Note: The following steps have been completed for you by the CloudFormation script.

  1. Open the Amazon VPC console and navigate to Your VPCs by clicking on this link.
  2. Select your ExampleCorp VPCs and then choose Actions, Create flow log.
  3. For Filter, choose All from the pull down list to log accepted and rejected traffic.
  4. For Destination, choose the default Send to CloudWatch Logs.
  5. For Destination log group, type the name of a log group in CloudWatch Logs to which the flow logs are to be published. If you specify the name of a log group that does not exist, it will attempt to create the log group for you. Enter ExampleCorpVPC in the text box next to Destination log group*.
  6. For IAM role select the role with name in the form (your stack name)-FlowLogsRole-(random string). It was created by the CloudFormation script with permissions to publish logs to CloudWatch Logs.
  7. Choose Create.
  8. Open the CloudWatch console and navigate to Logs by clicking on this link.

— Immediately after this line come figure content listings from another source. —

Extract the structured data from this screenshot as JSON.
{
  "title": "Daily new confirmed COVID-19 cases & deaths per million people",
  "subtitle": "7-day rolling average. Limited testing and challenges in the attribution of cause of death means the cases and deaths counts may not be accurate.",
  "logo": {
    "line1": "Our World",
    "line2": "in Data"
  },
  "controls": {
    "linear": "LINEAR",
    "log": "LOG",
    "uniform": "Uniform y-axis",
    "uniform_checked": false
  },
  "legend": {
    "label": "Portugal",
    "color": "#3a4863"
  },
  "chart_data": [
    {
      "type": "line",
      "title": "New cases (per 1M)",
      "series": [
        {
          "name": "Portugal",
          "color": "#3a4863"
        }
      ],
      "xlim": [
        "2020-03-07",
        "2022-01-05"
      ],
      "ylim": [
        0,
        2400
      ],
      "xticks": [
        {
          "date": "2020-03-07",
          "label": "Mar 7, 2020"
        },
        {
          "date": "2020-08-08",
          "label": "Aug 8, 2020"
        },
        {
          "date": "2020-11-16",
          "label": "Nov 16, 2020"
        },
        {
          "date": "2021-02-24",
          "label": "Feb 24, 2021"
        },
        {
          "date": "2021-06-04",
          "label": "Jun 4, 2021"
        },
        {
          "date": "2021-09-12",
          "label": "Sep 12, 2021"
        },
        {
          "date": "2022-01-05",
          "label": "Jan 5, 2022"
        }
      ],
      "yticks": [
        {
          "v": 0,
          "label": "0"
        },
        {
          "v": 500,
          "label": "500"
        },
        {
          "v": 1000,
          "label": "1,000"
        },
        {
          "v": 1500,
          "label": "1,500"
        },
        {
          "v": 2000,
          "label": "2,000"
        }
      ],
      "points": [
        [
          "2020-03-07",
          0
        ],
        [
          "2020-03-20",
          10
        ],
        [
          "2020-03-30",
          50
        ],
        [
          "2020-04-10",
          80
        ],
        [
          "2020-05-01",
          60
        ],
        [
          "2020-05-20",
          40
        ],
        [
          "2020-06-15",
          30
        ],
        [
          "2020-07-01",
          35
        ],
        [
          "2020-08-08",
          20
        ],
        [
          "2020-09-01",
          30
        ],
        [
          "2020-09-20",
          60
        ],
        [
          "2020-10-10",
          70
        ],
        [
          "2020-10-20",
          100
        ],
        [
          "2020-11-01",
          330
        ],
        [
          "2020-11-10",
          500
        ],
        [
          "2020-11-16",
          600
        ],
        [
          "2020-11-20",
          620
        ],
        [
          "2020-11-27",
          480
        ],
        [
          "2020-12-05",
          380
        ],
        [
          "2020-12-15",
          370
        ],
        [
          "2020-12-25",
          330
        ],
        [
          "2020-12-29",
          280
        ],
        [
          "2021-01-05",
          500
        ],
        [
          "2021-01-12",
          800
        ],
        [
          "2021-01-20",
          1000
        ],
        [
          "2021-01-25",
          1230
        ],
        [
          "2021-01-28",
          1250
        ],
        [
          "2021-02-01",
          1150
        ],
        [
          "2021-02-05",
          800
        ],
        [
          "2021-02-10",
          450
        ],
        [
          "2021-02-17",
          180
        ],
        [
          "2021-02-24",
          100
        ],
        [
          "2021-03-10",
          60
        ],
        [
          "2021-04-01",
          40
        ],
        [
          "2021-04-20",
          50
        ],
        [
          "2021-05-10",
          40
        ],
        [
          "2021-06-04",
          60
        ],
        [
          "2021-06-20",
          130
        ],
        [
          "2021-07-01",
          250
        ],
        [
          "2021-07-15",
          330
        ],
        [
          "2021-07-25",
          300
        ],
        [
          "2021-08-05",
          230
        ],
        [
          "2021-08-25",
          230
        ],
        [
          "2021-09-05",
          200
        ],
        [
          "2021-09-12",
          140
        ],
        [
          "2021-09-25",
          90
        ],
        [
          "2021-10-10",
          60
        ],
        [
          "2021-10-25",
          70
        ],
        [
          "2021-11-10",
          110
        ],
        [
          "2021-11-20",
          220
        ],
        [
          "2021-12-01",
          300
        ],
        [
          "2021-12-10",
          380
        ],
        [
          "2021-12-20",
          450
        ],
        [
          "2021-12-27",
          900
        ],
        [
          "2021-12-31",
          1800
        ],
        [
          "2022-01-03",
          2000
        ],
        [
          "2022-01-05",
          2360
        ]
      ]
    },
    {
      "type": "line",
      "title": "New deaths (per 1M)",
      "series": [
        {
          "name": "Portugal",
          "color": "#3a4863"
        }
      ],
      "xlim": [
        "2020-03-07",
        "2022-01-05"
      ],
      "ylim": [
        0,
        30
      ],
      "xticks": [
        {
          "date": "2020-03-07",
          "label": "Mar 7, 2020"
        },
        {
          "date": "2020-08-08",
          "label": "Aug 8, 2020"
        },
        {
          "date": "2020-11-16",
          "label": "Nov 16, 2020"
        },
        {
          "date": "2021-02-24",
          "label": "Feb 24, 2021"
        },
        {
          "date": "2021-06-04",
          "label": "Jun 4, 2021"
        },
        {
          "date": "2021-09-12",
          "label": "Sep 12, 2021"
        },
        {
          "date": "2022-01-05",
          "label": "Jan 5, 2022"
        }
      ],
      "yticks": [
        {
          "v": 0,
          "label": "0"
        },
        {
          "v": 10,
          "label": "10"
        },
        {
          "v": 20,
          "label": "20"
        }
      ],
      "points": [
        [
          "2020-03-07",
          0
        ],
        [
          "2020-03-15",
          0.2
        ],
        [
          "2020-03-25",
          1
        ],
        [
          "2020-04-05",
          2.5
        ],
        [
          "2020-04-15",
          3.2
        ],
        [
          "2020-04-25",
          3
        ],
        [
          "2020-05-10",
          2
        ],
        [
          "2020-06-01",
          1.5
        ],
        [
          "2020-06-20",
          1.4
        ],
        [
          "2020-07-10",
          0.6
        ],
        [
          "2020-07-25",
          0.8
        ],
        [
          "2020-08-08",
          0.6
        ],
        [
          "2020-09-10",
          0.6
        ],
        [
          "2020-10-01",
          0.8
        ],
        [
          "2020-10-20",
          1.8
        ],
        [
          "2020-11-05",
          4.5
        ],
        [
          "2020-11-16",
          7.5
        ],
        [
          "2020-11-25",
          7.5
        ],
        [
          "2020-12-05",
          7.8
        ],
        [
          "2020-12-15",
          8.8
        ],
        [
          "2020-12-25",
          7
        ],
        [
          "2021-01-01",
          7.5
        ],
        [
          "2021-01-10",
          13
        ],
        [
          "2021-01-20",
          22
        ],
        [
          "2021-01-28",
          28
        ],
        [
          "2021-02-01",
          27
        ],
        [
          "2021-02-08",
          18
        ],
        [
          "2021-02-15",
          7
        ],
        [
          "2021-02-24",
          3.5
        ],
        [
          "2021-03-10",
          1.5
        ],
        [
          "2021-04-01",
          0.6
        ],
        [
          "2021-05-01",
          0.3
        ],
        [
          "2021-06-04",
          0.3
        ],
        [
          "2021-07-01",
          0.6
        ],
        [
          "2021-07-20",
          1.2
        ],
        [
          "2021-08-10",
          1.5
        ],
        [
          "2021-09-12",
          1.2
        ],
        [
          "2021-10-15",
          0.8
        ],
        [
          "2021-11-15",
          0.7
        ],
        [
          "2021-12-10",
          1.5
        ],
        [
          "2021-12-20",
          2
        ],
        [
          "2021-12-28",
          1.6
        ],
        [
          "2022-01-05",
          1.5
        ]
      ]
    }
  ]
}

What have we accomplished?

All of our instances are now logging to CloudWatch Logs and, our VPC is logging to CloudWatch Logs as well. Our instances and AWS services are publishing metrics to CloudWatch. Our application and workload are providing traces though integration with AWS X-Ray. We are collecting the available telemetry, and now it is time to analyze it and take advantage of it.